You may use Elasticsearch's [span near query](https://www.elastic.co/guide/en/elasticsearch/reference/current/query-dsl-span-near-query.html) for that. NOTE: for span queries, you'll need to analyze the query terms beforehand.

In [42]:
query = {
    'span_near': {
        'clauses': [
            {'span_term': {'content': "friend"}}, 
            {'span_term': {'content': "monster"}}
        ],
        'slop': 2,
        'in_order': False    
    }
}
bigram=["friend", "monster"]

res = es.search(index=INDEX_NAME, body={'query': query})

For each of the matching documents, count the actual number of unordered matches in the `content` field.
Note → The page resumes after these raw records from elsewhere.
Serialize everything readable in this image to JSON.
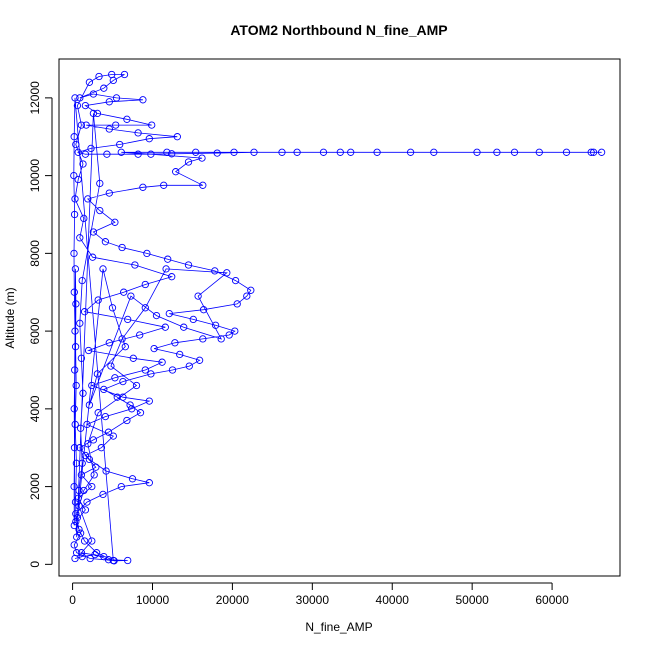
{
  "chart_data": {
    "type": "scatter",
    "title": "ATOM2 Northbound N_fine_AMP",
    "xlabel": "N_fine_AMP",
    "ylabel": "Altitude (m)",
    "xlim": [
      -1700,
      68500
    ],
    "ylim": [
      -300,
      13000
    ],
    "x_ticks": [
      0,
      10000,
      20000,
      30000,
      40000,
      50000,
      60000
    ],
    "y_ticks": [
      0,
      2000,
      4000,
      6000,
      8000,
      10000,
      12000
    ],
    "style": {
      "series_color": "#0000ff",
      "marker": "open-circle",
      "connected_by_lines": true,
      "grid": false,
      "legend": "none"
    },
    "series": [
      {
        "name": "",
        "points": [
          [
            300,
            150
          ],
          [
            1200,
            200
          ],
          [
            2800,
            250
          ],
          [
            4500,
            120
          ],
          [
            6900,
            100
          ],
          [
            5200,
            90
          ],
          [
            3000,
            300
          ],
          [
            1500,
            600
          ],
          [
            800,
            900
          ],
          [
            400,
            1300
          ],
          [
            1800,
            1600
          ],
          [
            3800,
            1800
          ],
          [
            6100,
            2000
          ],
          [
            9600,
            2100
          ],
          [
            7500,
            2200
          ],
          [
            4200,
            2400
          ],
          [
            2100,
            2700
          ],
          [
            900,
            3000
          ],
          [
            2600,
            3200
          ],
          [
            4500,
            3400
          ],
          [
            6800,
            3700
          ],
          [
            8500,
            3900
          ],
          [
            7200,
            4100
          ],
          [
            5600,
            4300
          ],
          [
            3900,
            4500
          ],
          [
            6300,
            4700
          ],
          [
            9800,
            4900
          ],
          [
            12500,
            5000
          ],
          [
            14600,
            5100
          ],
          [
            15900,
            5250
          ],
          [
            13400,
            5400
          ],
          [
            10200,
            5550
          ],
          [
            12800,
            5700
          ],
          [
            16300,
            5800
          ],
          [
            19600,
            5900
          ],
          [
            20300,
            6000
          ],
          [
            17900,
            6150
          ],
          [
            15100,
            6300
          ],
          [
            12100,
            6450
          ],
          [
            16400,
            6550
          ],
          [
            20600,
            6700
          ],
          [
            21800,
            6900
          ],
          [
            22300,
            7050
          ],
          [
            20400,
            7300
          ],
          [
            17800,
            7550
          ],
          [
            14500,
            7700
          ],
          [
            11900,
            7850
          ],
          [
            9300,
            8000
          ],
          [
            6200,
            8150
          ],
          [
            4100,
            8300
          ],
          [
            2600,
            8550
          ],
          [
            5300,
            8800
          ],
          [
            3400,
            9100
          ],
          [
            1900,
            9400
          ],
          [
            4600,
            9550
          ],
          [
            8800,
            9700
          ],
          [
            11400,
            9750
          ],
          [
            16300,
            9750
          ],
          [
            12900,
            10100
          ],
          [
            14500,
            10350
          ],
          [
            16200,
            10450
          ],
          [
            9800,
            10550
          ],
          [
            6100,
            10600
          ],
          [
            11800,
            10600
          ],
          [
            15400,
            10600
          ],
          [
            20200,
            10600
          ],
          [
            26200,
            10600
          ],
          [
            31400,
            10600
          ],
          [
            34800,
            10600
          ],
          [
            38100,
            10600
          ],
          [
            45200,
            10600
          ],
          [
            50600,
            10600
          ],
          [
            53100,
            10600
          ],
          [
            58400,
            10600
          ],
          [
            61800,
            10600
          ],
          [
            64900,
            10600
          ],
          [
            66200,
            10600
          ],
          [
            65200,
            10600
          ],
          [
            55300,
            10600
          ],
          [
            42300,
            10600
          ],
          [
            33500,
            10600
          ],
          [
            28100,
            10600
          ],
          [
            22700,
            10600
          ],
          [
            18100,
            10580
          ],
          [
            12400,
            10560
          ],
          [
            8200,
            10550
          ],
          [
            4300,
            10550
          ],
          [
            1600,
            10550
          ],
          [
            700,
            10600
          ],
          [
            2300,
            10700
          ],
          [
            5900,
            10800
          ],
          [
            9600,
            10950
          ],
          [
            13100,
            11000
          ],
          [
            8200,
            11100
          ],
          [
            4600,
            11200
          ],
          [
            1700,
            11300
          ],
          [
            5400,
            11300
          ],
          [
            9900,
            11300
          ],
          [
            6800,
            11450
          ],
          [
            3100,
            11600
          ],
          [
            1600,
            11800
          ],
          [
            4600,
            11900
          ],
          [
            8800,
            11950
          ],
          [
            5500,
            12000
          ],
          [
            2600,
            12100
          ],
          [
            900,
            12000
          ],
          [
            3900,
            12250
          ],
          [
            5100,
            12450
          ],
          [
            6500,
            12600
          ],
          [
            4900,
            12600
          ],
          [
            3300,
            12550
          ],
          [
            2100,
            12400
          ],
          [
            600,
            11800
          ],
          [
            1100,
            11300
          ],
          [
            400,
            10800
          ],
          [
            1300,
            10300
          ],
          [
            700,
            9900
          ],
          [
            300,
            9400
          ],
          [
            1400,
            8900
          ],
          [
            900,
            8400
          ],
          [
            2500,
            7900
          ],
          [
            7800,
            7700
          ],
          [
            12400,
            7400
          ],
          [
            9100,
            7200
          ],
          [
            6400,
            7000
          ],
          [
            3200,
            6800
          ],
          [
            1500,
            6500
          ],
          [
            6900,
            6300
          ],
          [
            11600,
            6100
          ],
          [
            8400,
            5900
          ],
          [
            4600,
            5700
          ],
          [
            2000,
            5500
          ],
          [
            7600,
            5300
          ],
          [
            11200,
            5200
          ],
          [
            9100,
            5000
          ],
          [
            5300,
            4800
          ],
          [
            2400,
            4600
          ],
          [
            6300,
            4300
          ],
          [
            9600,
            4200
          ],
          [
            7400,
            4000
          ],
          [
            4100,
            3800
          ],
          [
            1800,
            3600
          ],
          [
            5100,
            3300
          ],
          [
            3600,
            3000
          ],
          [
            1600,
            2800
          ],
          [
            2900,
            2500
          ],
          [
            1100,
            2300
          ],
          [
            2400,
            2000
          ],
          [
            700,
            1700
          ],
          [
            1600,
            1400
          ],
          [
            400,
            1100
          ],
          [
            1000,
            800
          ],
          [
            200,
            500
          ],
          [
            500,
            300
          ],
          [
            2200,
            150
          ],
          [
            5100,
            100
          ],
          [
            300,
            12000
          ],
          [
            200,
            11000
          ],
          [
            150,
            10000
          ],
          [
            250,
            9000
          ],
          [
            180,
            8000
          ],
          [
            220,
            7000
          ],
          [
            300,
            6000
          ],
          [
            260,
            5000
          ],
          [
            200,
            4000
          ],
          [
            240,
            3000
          ],
          [
            190,
            2000
          ],
          [
            210,
            1000
          ],
          [
            350,
            7600
          ],
          [
            420,
            6700
          ],
          [
            380,
            5600
          ],
          [
            450,
            4600
          ],
          [
            330,
            3600
          ],
          [
            480,
            2600
          ],
          [
            360,
            1600
          ],
          [
            520,
            700
          ],
          [
            2600,
            11600
          ],
          [
            3400,
            9800
          ],
          [
            1200,
            7300
          ],
          [
            900,
            6200
          ],
          [
            1100,
            5300
          ],
          [
            1300,
            4400
          ],
          [
            1000,
            3500
          ],
          [
            1200,
            2600
          ],
          [
            800,
            1900
          ],
          [
            600,
            1200
          ],
          [
            3800,
            7600
          ],
          [
            5000,
            6600
          ],
          [
            6600,
            5600
          ],
          [
            3100,
            4900
          ],
          [
            2100,
            4100
          ],
          [
            7300,
            6900
          ],
          [
            10500,
            6400
          ],
          [
            13900,
            6100
          ],
          [
            18600,
            5800
          ],
          [
            15700,
            6900
          ],
          [
            19300,
            7500
          ],
          [
            11700,
            7600
          ],
          [
            9100,
            6600
          ],
          [
            6200,
            5800
          ],
          [
            4800,
            5100
          ],
          [
            8000,
            4600
          ],
          [
            3200,
            3900
          ],
          [
            1900,
            3100
          ],
          [
            2700,
            2300
          ],
          [
            1400,
            1900
          ],
          [
            800,
            1500
          ],
          [
            2400,
            600
          ],
          [
            1100,
            300
          ],
          [
            3900,
            200
          ]
        ]
      }
    ]
  }
}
As before, use the `get_term_sequence()` method.

In [40]:
def count_unordered_bigram_matches(text, bigram, w):
    """Counts the number of unordered bigram matches in text within a given window size. 
    Both text and bigram are represented as a list of terms."""
    count = 0
    for i in range(len(text) - 1):
        if text[i] in bigram:
            other_term = bigram[0] if text[i] == bigram[1] else bigram[1]
            if other_term in text[i+1:i+w]:
                count += 1
    return count

In [41]:
for hit in res['hits']['hits']:
    doc_id = hit['_id']
    text = get_term_sequence(es, doc_id, "content")
    count = count_unordered_bigram_matches(text, bigram, 4)
    print("(#{}) {} -- {}".format(hit['_id'], hit['_source']['title'], count))

(#7) Fake Eminem 2 -- 3
(#4) The Monster -- 1